Bien, los planetas están realineados apropiadamente ahora. Considere a Johan Santana el jugador final de ser nombrado en el comercio celestial. Tan devastador como fue la partida de Seaver en 1977, la llegada de Santana no sólo contrarresta esa actitud de fuga de los fanáticos, sino que los hace regresar con interés (apropiado, debido a que Seaver estaba haciendo $225,000 dólares en 1977 y Santana limpiará unos $20 millones de dólares en 2008). Tal es el costo del “karma”.

A pensar en octubre
Pero tal es la recompensa de la buena fortuna. Los Mets podrían haber participado en esta competencia como candidatos desconocidos, aparecen liberados de su alta edad promedio.

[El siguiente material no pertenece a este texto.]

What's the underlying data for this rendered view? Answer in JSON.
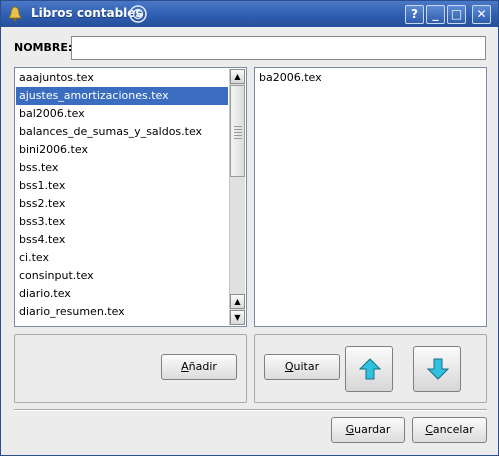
{
  "window": {
    "title": "Libros contables",
    "buttons": {
      "help": "?",
      "minimize": "_",
      "maximize": "□",
      "close": "✕"
    }
  },
  "form": {
    "nombre_label": "NOMBRE:",
    "nombre_value": "",
    "nombre_placeholder": ""
  },
  "left_list": {
    "items": [
      "aaajuntos.tex",
      "ajustes_amortizaciones.tex",
      "bal2006.tex",
      "balances_de_sumas_y_saldos.tex",
      "bini2006.tex",
      "bss.tex",
      "bss1.tex",
      "bss2.tex",
      "bss3.tex",
      "bss4.tex",
      "ci.tex",
      "consinput.tex",
      "diario.tex",
      "diario_resumen.tex"
    ],
    "selected_index": 1
  },
  "right_list": {
    "items": [
      "ba2006.tex"
    ]
  },
  "buttons": {
    "anadir": {
      "prefix": "",
      "mnemonic": "A",
      "rest": "ñadir"
    },
    "quitar": {
      "prefix": "",
      "mnemonic": "Q",
      "rest": "uitar"
    },
    "guardar": {
      "prefix": "",
      "mnemonic": "G",
      "rest": "uardar"
    },
    "cancelar": {
      "prefix": "",
      "mnemonic": "C",
      "rest": "ancelar"
    }
  },
  "icons": {
    "move_up": "arrow-up-icon",
    "move_down": "arrow-down-icon",
    "arrow_color": "#2fc1e0"
  },
  "colors": {
    "titlebar": "#2d5caf",
    "selection": "#3a6dc0"
  }
}
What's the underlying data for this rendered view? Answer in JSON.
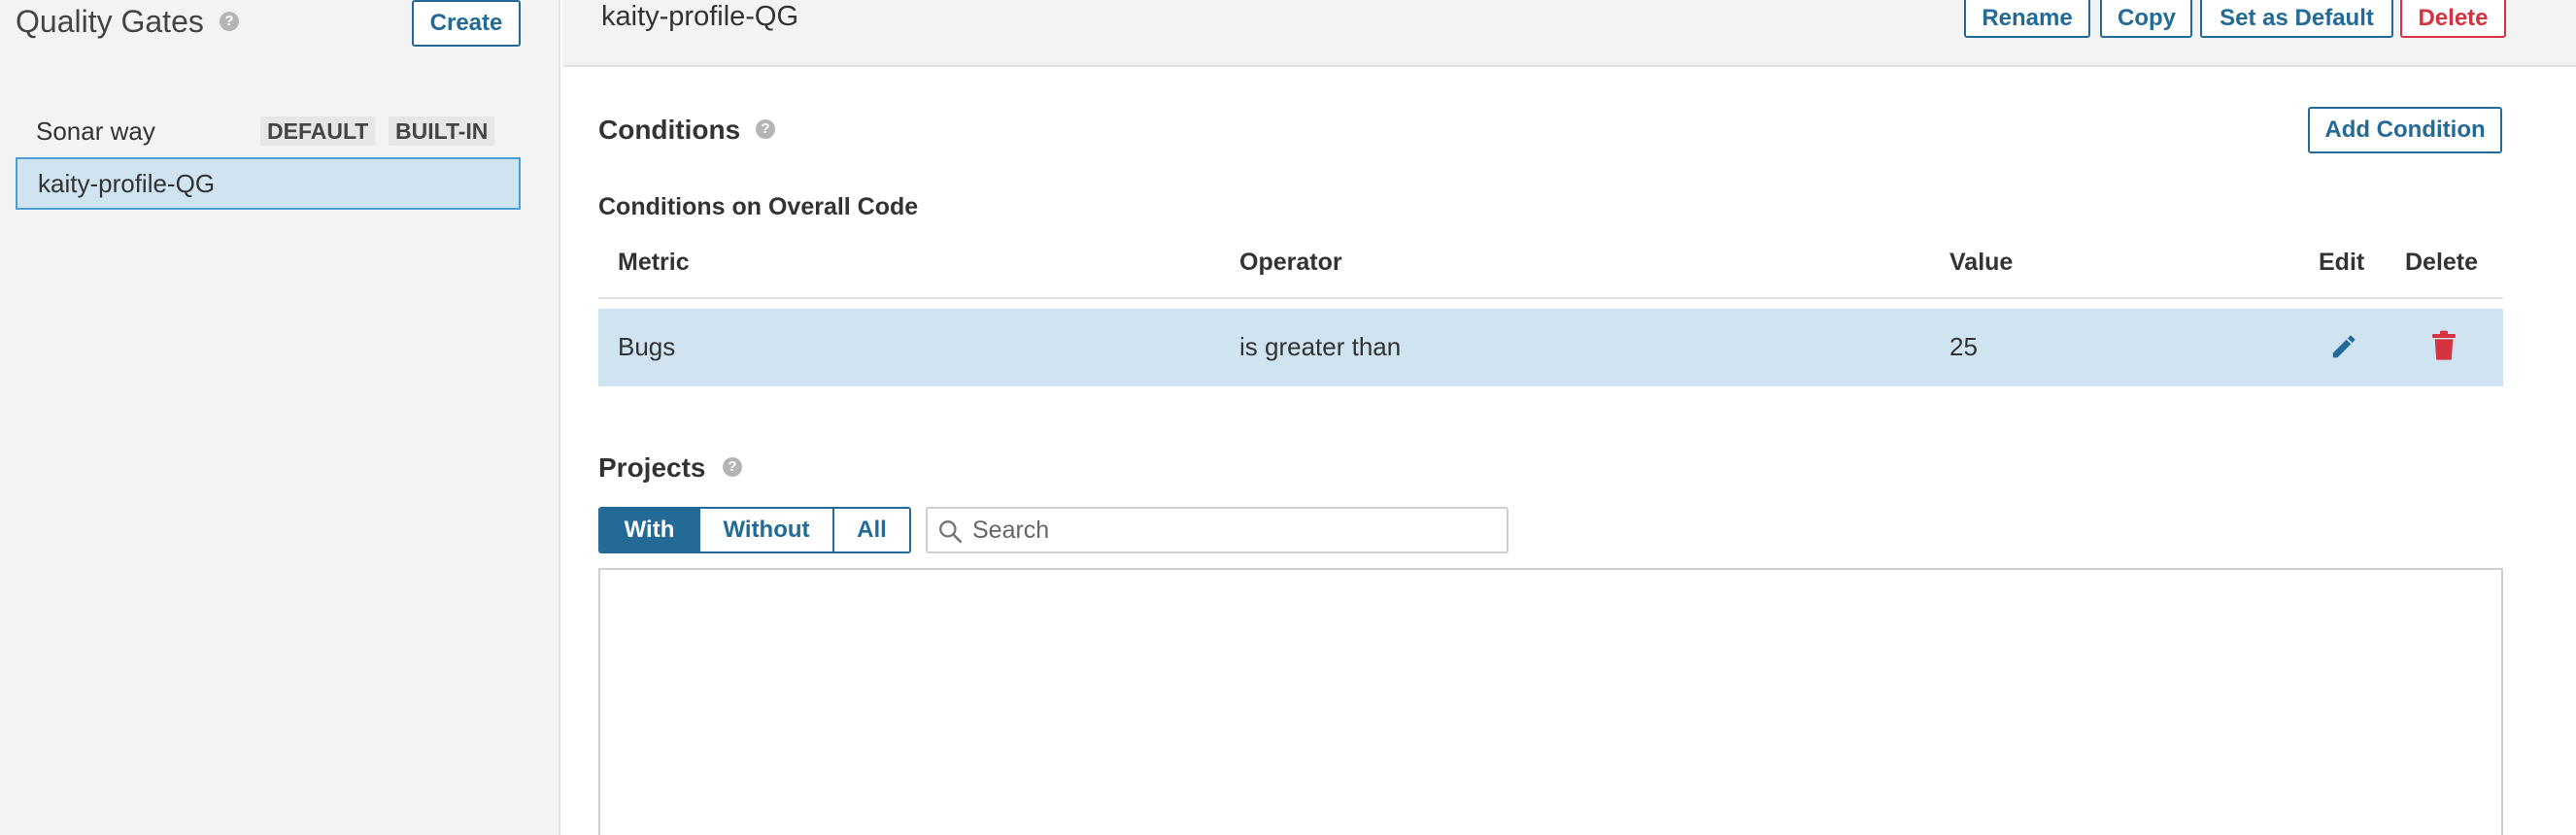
{
  "sidebar": {
    "title": "Quality Gates",
    "create_label": "Create",
    "gates": [
      {
        "name": "Sonar way",
        "badges": [
          "DEFAULT",
          "BUILT-IN"
        ]
      },
      {
        "name": "kaity-profile-QG",
        "selected": true
      }
    ]
  },
  "header": {
    "title": "kaity-profile-QG",
    "rename_label": "Rename",
    "copy_label": "Copy",
    "set_default_label": "Set as Default",
    "delete_label": "Delete"
  },
  "conditions": {
    "title": "Conditions",
    "add_label": "Add Condition",
    "subtitle": "Conditions on Overall Code",
    "columns": {
      "metric": "Metric",
      "operator": "Operator",
      "value": "Value",
      "edit": "Edit",
      "delete": "Delete"
    },
    "rows": [
      {
        "metric": "Bugs",
        "operator": "is greater than",
        "value": "25"
      }
    ]
  },
  "projects": {
    "title": "Projects",
    "filters": [
      "With",
      "Without",
      "All"
    ],
    "active_filter": "With",
    "search_placeholder": "Search"
  },
  "colors": {
    "accent": "#236a97",
    "danger": "#d4333f",
    "selected_bg": "#cfe3f0",
    "sidebar_bg": "#f3f3f3"
  },
  "icons": [
    "help-icon",
    "edit-icon",
    "trash-icon",
    "search-icon"
  ]
}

Han clavado con tachuelas un as en un staff sólido para ir junto con una alineación profunda. El tema es ahora octubre próximo, no el septiembre pasado. Repentinamente, se siente como si una carrera correcta hacia un campeonato viene en las últimas horas del Shea Stadium.

Tal vez los cielos que alguna vez cayeron sobre sus cabezas finalmente pueden ser enllavados con seguro otra vez. Donald Grant está muerto desde hace tiempo. Ahora por cierto, también su herencia. Por fin.